Di sekitar kita, ekonomi Sri Lanka telah runtuh. Baru-baru ini pada tahun 2018, ekonomi luar biasa Sri Lanka mencapai status pendapatan menengah atas Bank Dunia. Namun, itu telah mengakumulasi hutang dan menjadi rentan selama dekade terakhir. Pemotongan pajak sembrono yang melipatgandakan defisit fiskal pada tahun 2020 adalah masalah yang mematahkan punggung unta. Hari ini telah gagal bayar utang dan mati-matian mencari pembiayaan untuk makanan, bahan bakar, listrik, obat-obatan dan kebutuhan lainnya.
Juga, di lingkungan kita, ekonomi Pakistan, secara optimis, sedang menuju pendaratan keras, mungkin runtuh jika mereka tidak dapat merundingkan program IMF atau mendapatkan dana talangan dari salah satu sekutu strategisnya. Dengan defisit transaksi berjalan yang besar sebesar USD 19 miliar pada tahun 2019 ditambah dengan pembayaran utang yang meningkat, ekonomi mengalami perlambatan yang tiba-tiba – yaitu hard landing. Namun kesulitan tetap ada; Mata uang Pakistan telah terdepresiasi hampir 25 persen sejak Januari, dengan tingkat inflasi berkisar antara 14 dan 24 persen, tergantung pada ukurannya. Perekonomian Sri Lanka dan Pakistan sekarang membayar defisit fiskal dan neraca berjalan serta utang yang besar selama beberapa tahun.
Lebih jauh ke barat, ekonomi Turki menawarkan pelajaran lain untuk Bangladesh. Ini telah mengalami perjalanan yang bergelombang melalui siklus depresiasi inflasi yang ganas yang telah menghasilkan tingkat inflasi 70 persen dan depresiasi mata uang 47 persen pada tahun lalu. Perlu dicatat bahwa perkembangan ini terjadi meskipun utang publik Turki relatif moderat sekitar 40 persen dari PDB – sama dengan Bangladesh. Kemiripan lain yang disayangkan dengan Bangladesh adalah bahwa “Erdonomics” telah memaksa bank sentral untuk mempertahankan suku bunga rendah. Presiden Turki Recep Erdogan memecat tiga gubernur bank sentral karena menentangnya. Ya, akun modal Turki terbuka, dan akun kami tidak. Tetapi dengan transaksi valuta asing lebih dari USD 150 miliar pada tahun lalu, kami juga tidak benar-benar tutup. Memiliki suku bunga yang fleksibel akan menjadi alat utama untuk menstabilkan perekonomian kita.

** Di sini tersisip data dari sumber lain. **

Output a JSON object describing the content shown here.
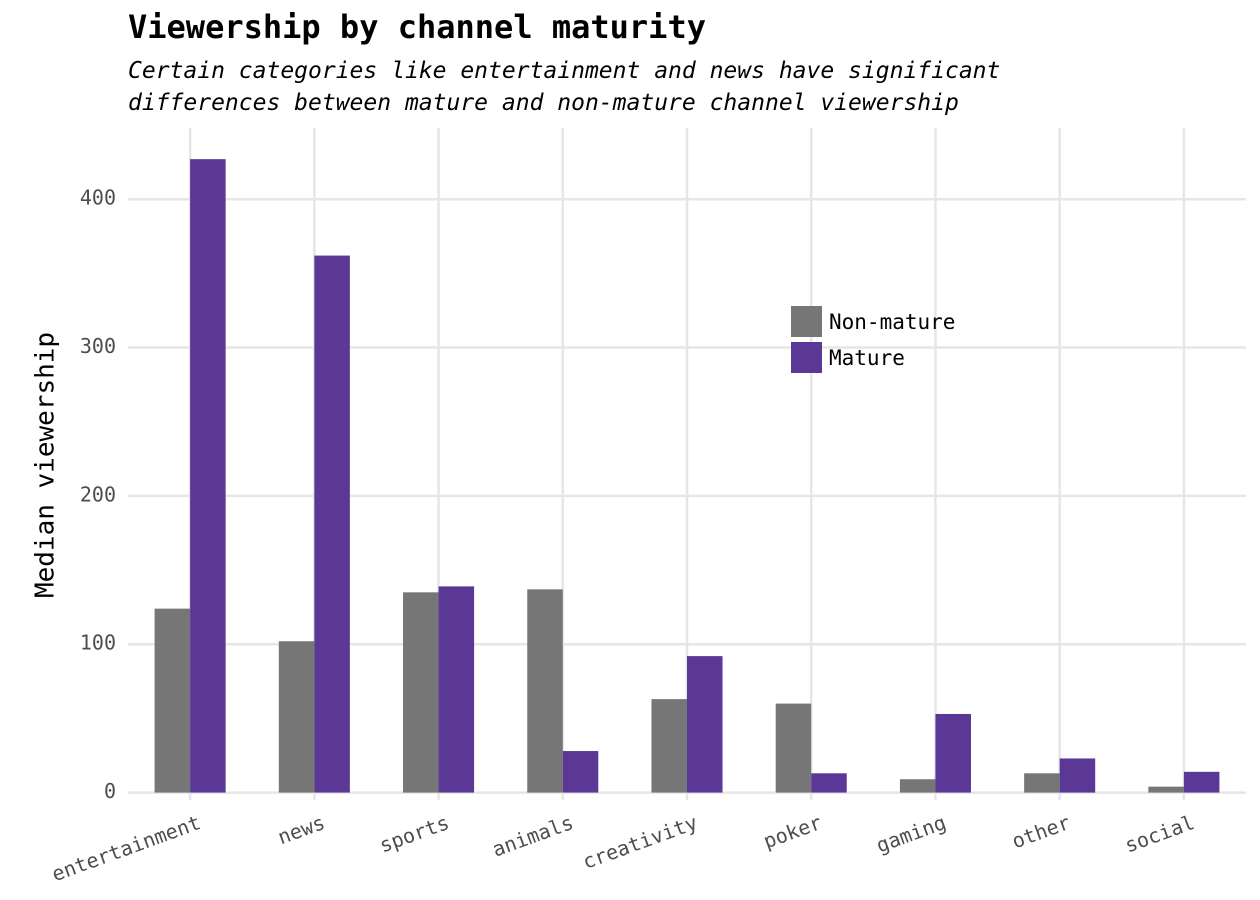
{
  "chart_data": {
    "type": "bar",
    "title": "Viewership by channel maturity",
    "subtitle_lines": [
      "Certain categories like entertainment and news have significant",
      "differences between mature and non-mature channel viewership"
    ],
    "xlabel": "",
    "ylabel": "Median viewership",
    "categories": [
      "entertainment",
      "news",
      "sports",
      "animals",
      "creativity",
      "poker",
      "gaming",
      "other",
      "social"
    ],
    "series": [
      {
        "name": "Non-mature",
        "color": "#767676",
        "values": [
          124,
          102,
          135,
          137,
          63,
          60,
          9,
          13,
          4
        ]
      },
      {
        "name": "Mature",
        "color": "#5b3796",
        "values": [
          427,
          362,
          139,
          28,
          92,
          13,
          53,
          23,
          14
        ]
      }
    ],
    "ylim": [
      -5,
      448
    ],
    "yticks": [
      0,
      100,
      200,
      300,
      400
    ],
    "grid": true,
    "legend_position": "inside-top-right"
  }
}
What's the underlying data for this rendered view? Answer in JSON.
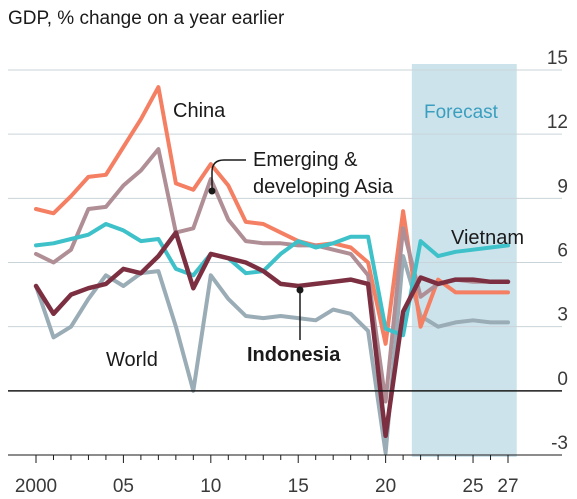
{
  "chart_data": {
    "type": "line",
    "title": "GDP, % change on a year earlier",
    "xlabel": "",
    "ylabel": "",
    "xlim": [
      1999.5,
      2027.5
    ],
    "ylim": [
      -3,
      15
    ],
    "yticks": [
      -3,
      0,
      3,
      6,
      9,
      12,
      15
    ],
    "xticks": [
      {
        "value": 2000,
        "label": "2000"
      },
      {
        "value": 2005,
        "label": "05"
      },
      {
        "value": 2010,
        "label": "10"
      },
      {
        "value": 2015,
        "label": "15"
      },
      {
        "value": 2020,
        "label": "20"
      },
      {
        "value": 2025,
        "label": "25"
      },
      {
        "value": 2027,
        "label": "27"
      }
    ],
    "grid": "horizontal",
    "forecast": {
      "label": "Forecast",
      "start": 2021.5,
      "end": 2027.5,
      "color": "#cde3ec"
    },
    "series": [
      {
        "name": "World",
        "color": "#9aacb6",
        "x": [
          2000,
          2001,
          2002,
          2003,
          2004,
          2005,
          2006,
          2007,
          2008,
          2009,
          2010,
          2011,
          2012,
          2013,
          2014,
          2015,
          2016,
          2017,
          2018,
          2019,
          2020,
          2021,
          2022,
          2023,
          2024,
          2025,
          2026,
          2027
        ],
        "y": [
          4.9,
          2.5,
          3.0,
          4.3,
          5.4,
          4.9,
          5.5,
          5.6,
          3.0,
          0.0,
          5.4,
          4.3,
          3.5,
          3.4,
          3.5,
          3.4,
          3.3,
          3.8,
          3.6,
          2.8,
          -2.9,
          6.3,
          3.5,
          3.0,
          3.2,
          3.3,
          3.2,
          3.2
        ]
      },
      {
        "name": "China",
        "color": "#f47f63",
        "x": [
          2000,
          2001,
          2002,
          2003,
          2004,
          2005,
          2006,
          2007,
          2008,
          2009,
          2010,
          2011,
          2012,
          2013,
          2014,
          2015,
          2016,
          2017,
          2018,
          2019,
          2020,
          2021,
          2022,
          2023,
          2024,
          2025,
          2026,
          2027
        ],
        "y": [
          8.5,
          8.3,
          9.1,
          10.0,
          10.1,
          11.4,
          12.7,
          14.2,
          9.7,
          9.4,
          10.6,
          9.6,
          7.9,
          7.8,
          7.4,
          7.0,
          6.8,
          6.9,
          6.7,
          6.0,
          2.2,
          8.4,
          3.0,
          5.2,
          4.6,
          4.6,
          4.6,
          4.6
        ]
      },
      {
        "name": "Emerging & developing Asia",
        "color": "#b08e96",
        "x": [
          2000,
          2001,
          2002,
          2003,
          2004,
          2005,
          2006,
          2007,
          2008,
          2009,
          2010,
          2011,
          2012,
          2013,
          2014,
          2015,
          2016,
          2017,
          2018,
          2019,
          2020,
          2021,
          2022,
          2023,
          2024,
          2025,
          2026,
          2027
        ],
        "y": [
          6.4,
          6.0,
          6.6,
          8.5,
          8.6,
          9.6,
          10.3,
          11.3,
          7.4,
          7.6,
          9.9,
          8.0,
          7.0,
          6.9,
          6.9,
          6.8,
          6.8,
          6.6,
          6.4,
          5.4,
          -0.5,
          7.6,
          4.4,
          5.0,
          5.2,
          5.1,
          5.1,
          5.1
        ]
      },
      {
        "name": "Vietnam",
        "color": "#3ec1c9",
        "x": [
          2000,
          2001,
          2002,
          2003,
          2004,
          2005,
          2006,
          2007,
          2008,
          2009,
          2010,
          2011,
          2012,
          2013,
          2014,
          2015,
          2016,
          2017,
          2018,
          2019,
          2020,
          2021,
          2022,
          2023,
          2024,
          2025,
          2026,
          2027
        ],
        "y": [
          6.8,
          6.9,
          7.1,
          7.3,
          7.8,
          7.5,
          7.0,
          7.1,
          5.7,
          5.4,
          6.4,
          6.2,
          5.5,
          5.6,
          6.4,
          7.0,
          6.7,
          6.9,
          7.2,
          7.2,
          2.9,
          2.6,
          7.0,
          6.3,
          6.5,
          6.6,
          6.7,
          6.8
        ]
      },
      {
        "name": "Indonesia",
        "color": "#7b2f40",
        "x": [
          2000,
          2001,
          2002,
          2003,
          2004,
          2005,
          2006,
          2007,
          2008,
          2009,
          2010,
          2011,
          2012,
          2013,
          2014,
          2015,
          2016,
          2017,
          2018,
          2019,
          2020,
          2021,
          2022,
          2023,
          2024,
          2025,
          2026,
          2027
        ],
        "y": [
          4.9,
          3.6,
          4.5,
          4.8,
          5.0,
          5.7,
          5.5,
          6.3,
          7.4,
          4.8,
          6.4,
          6.2,
          6.0,
          5.6,
          5.0,
          4.9,
          5.0,
          5.1,
          5.2,
          5.0,
          -2.1,
          3.7,
          5.3,
          5.0,
          5.2,
          5.2,
          5.1,
          5.1
        ]
      }
    ],
    "labels": {
      "china": "China",
      "em_line1": "Emerging &",
      "em_line2": "developing Asia",
      "vietnam": "Vietnam",
      "world": "World",
      "indonesia": "Indonesia"
    }
  }
}
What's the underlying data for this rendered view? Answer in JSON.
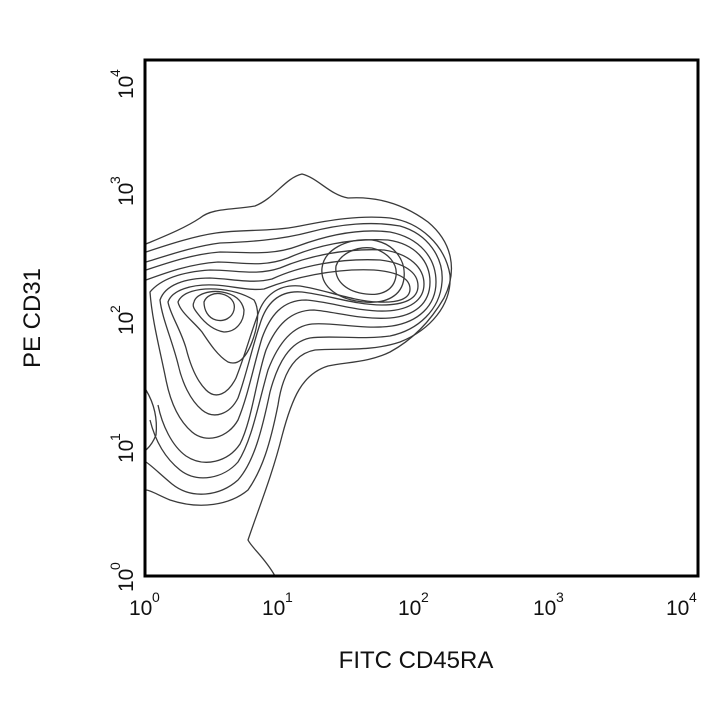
{
  "chart_data": {
    "type": "contour",
    "xlabel": "FITC CD45RA",
    "ylabel": "PE CD31",
    "x_scale": "log",
    "y_scale": "log",
    "xlim": [
      1,
      10000
    ],
    "ylim": [
      1,
      10000
    ],
    "grid": false,
    "x_ticks": [
      {
        "base": "10",
        "exp": "0"
      },
      {
        "base": "10",
        "exp": "1"
      },
      {
        "base": "10",
        "exp": "2"
      },
      {
        "base": "10",
        "exp": "3"
      },
      {
        "base": "10",
        "exp": "4"
      }
    ],
    "y_ticks": [
      {
        "base": "10",
        "exp": "0"
      },
      {
        "base": "10",
        "exp": "1"
      },
      {
        "base": "10",
        "exp": "2"
      },
      {
        "base": "10",
        "exp": "3"
      },
      {
        "base": "10",
        "exp": "4"
      }
    ],
    "populations": [
      {
        "center_x": 3.5,
        "center_y": 120
      },
      {
        "center_x": 40,
        "center_y": 200
      }
    ],
    "contour_line_color": "#3a3a3a",
    "frame_color": "#000000"
  }
}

Tantangan ke depan adalah untuk mengarahkan perekonomian Bangladesh menuju soft landing. Seperti sebagian besar dunia, ekonomi Bangladesh menghadapi tantangan dan turbulensi yang kuat. Harga minyak, LNG, minyak goreng dan makanan yang tinggi, dan nilai tukar valuta asing yang terlalu tinggi, meningkatkan tagihan impor kita menjadi USD 84 miliar, defisit perdagangan menjadi USD 32 miliar, dan defisit neraca berjalan menjadi USD 17 miliar tahun lalu – semua angka rekor . Terlepas dari intervensi Bank Bangladesh untuk mendukung taka dengan menjual dolar dan mengurangi cadangan sebesar USD 7 miliar, taka telah terdepresiasi sekitar 10 persen selama tiga bulan terakhir, dan tingkat pembatasan sekarang lebih dari 20 persen. Untuk mengurangi impor dan melindungi cadangan, pemerintah memangkas pasokan listrik sebesar 1.000-1.500 MW dan mengumumkan kenaikan harga BBM sebesar 35-45 persen.
Yang tidak menyenangkan, seperti yang diakui oleh perdana menteri kita, ada juga ancaman global terhadap pasokan makanan. Karena kami mengimpor sekitar setengah dari gandum kami dari Ukraina dan Rusia dan hampir empat juta ton pupuk, di mana Rusia dan Belarus juga merupakan produsen input yang signifikan, pasokan dan harga makanan kami mungkin berada di bawah tekanan.
Untuk mencapai soft landing bagi perekonomian kita, kita perlu memahami masalah yang mengganggunya. Perekonomian kita bergetar dan terguncang saat menghadapi angin sakal karena kelemahan struktural. Mengabaikan masalah lama dalam mengejar pertumbuhan, kita tiba-tiba kembali ke era pemadaman bergilir, dengan taka dan cadangan devisa di bawah tekanan.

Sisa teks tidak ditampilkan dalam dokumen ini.